Why travel to see a tzaddik (a righteous person) in person when you can read their teachings in a book? Rabbi Nachman of Breslov answered this question directly: there is an immeasurable difference between hearing Torah from the mouth of the true tzaddik and reading the same words on a page.

The Zohar states: "As long as there was no scale, there was no providence face to face" (Zohar II:176b). Face-to-face encounter is qualitatively different from any transmission at a distance. Each time a teaching passes from one person to another, from the original teacher to a student to a student's student, it descends from level to level. It loses radiance. A book is even more removed.

But with the tzaddik himself, something else happens entirely. The tzaddik possesses a pure countenance, a face that functions like a mirror. When you look into the face of the tzaddik, you see yourself. Not your self-image. Your actual spiritual state. And seeing the gap between the radiance of the tzaddik's face and the darkness of your own condition, you feel remorse spontaneously. No rebuke is necessary. No reproach. The face does the work.

This luminous countenance comes from the Holy Tongue, the Hebrew language with which the world was created. The Talmud derives this from the verse, "This one shall be called woman because from man was she taken" (Genesis 2:23), a wordplay that only works in Hebrew, proving that Hebrew was the language of creation (Bereishit Rabbah 18:4).
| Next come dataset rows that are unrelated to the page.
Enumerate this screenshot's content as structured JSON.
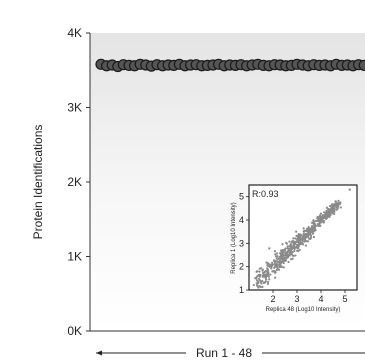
{
  "chart_data": [
    {
      "type": "scatter",
      "ylabel": "Protein Identifications",
      "xlabel": "Run 1 - 48",
      "ylim": [
        0,
        4000
      ],
      "yticks": [
        0,
        1000,
        2000,
        3000,
        4000
      ],
      "ytick_labels": [
        "0K",
        "1K",
        "2K",
        "3K",
        "4K"
      ],
      "x_range": [
        1,
        48
      ],
      "marker_color": "#555555",
      "series": [
        {
          "x": [
            1,
            2,
            3,
            4,
            5,
            6,
            7,
            8,
            9,
            10,
            11,
            12,
            13,
            14,
            15,
            16,
            17,
            18,
            19,
            20,
            21,
            22,
            23,
            24,
            25,
            26,
            27,
            28,
            29,
            30,
            31,
            32,
            33,
            34,
            35,
            36,
            37,
            38,
            39,
            40,
            41,
            42,
            43,
            44,
            45,
            46,
            47,
            48
          ],
          "y": [
            3580,
            3560,
            3570,
            3550,
            3575,
            3565,
            3560,
            3580,
            3570,
            3555,
            3575,
            3560,
            3570,
            3565,
            3580,
            3560,
            3570,
            3575,
            3560,
            3565,
            3570,
            3580,
            3560,
            3570,
            3565,
            3575,
            3560,
            3570,
            3580,
            3565,
            3560,
            3575,
            3570,
            3560,
            3565,
            3580,
            3570,
            3560,
            3575,
            3565,
            3570,
            3560,
            3580,
            3565,
            3570,
            3560,
            3575,
            3565
          ]
        }
      ]
    },
    {
      "type": "scatter",
      "annotation": "R:0.93",
      "xlabel": "Replica 48 (Log10 Intensity)",
      "ylabel": "Replica 1 (Log10 Intensity)",
      "xlim": [
        1,
        5.5
      ],
      "ylim": [
        1,
        5.5
      ],
      "xticks": [
        2,
        3,
        4,
        5
      ],
      "yticks": [
        1,
        2,
        3,
        4,
        5
      ],
      "marker_color": "#8a8a8a"
    }
  ]
}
The Holy Tongue has power over all other languages. Through it, the evil embedded in the seventy nations' tongues is vanquished. The comprehensive evil that all seventy tongues share, the burning desire for sexual immorality, is nullified by the sanctity of Hebrew speech. The tzaddik who speaks Torah in the Holy Tongue does not merely convey information. He sweetens harsh decrees for everyone who hears him.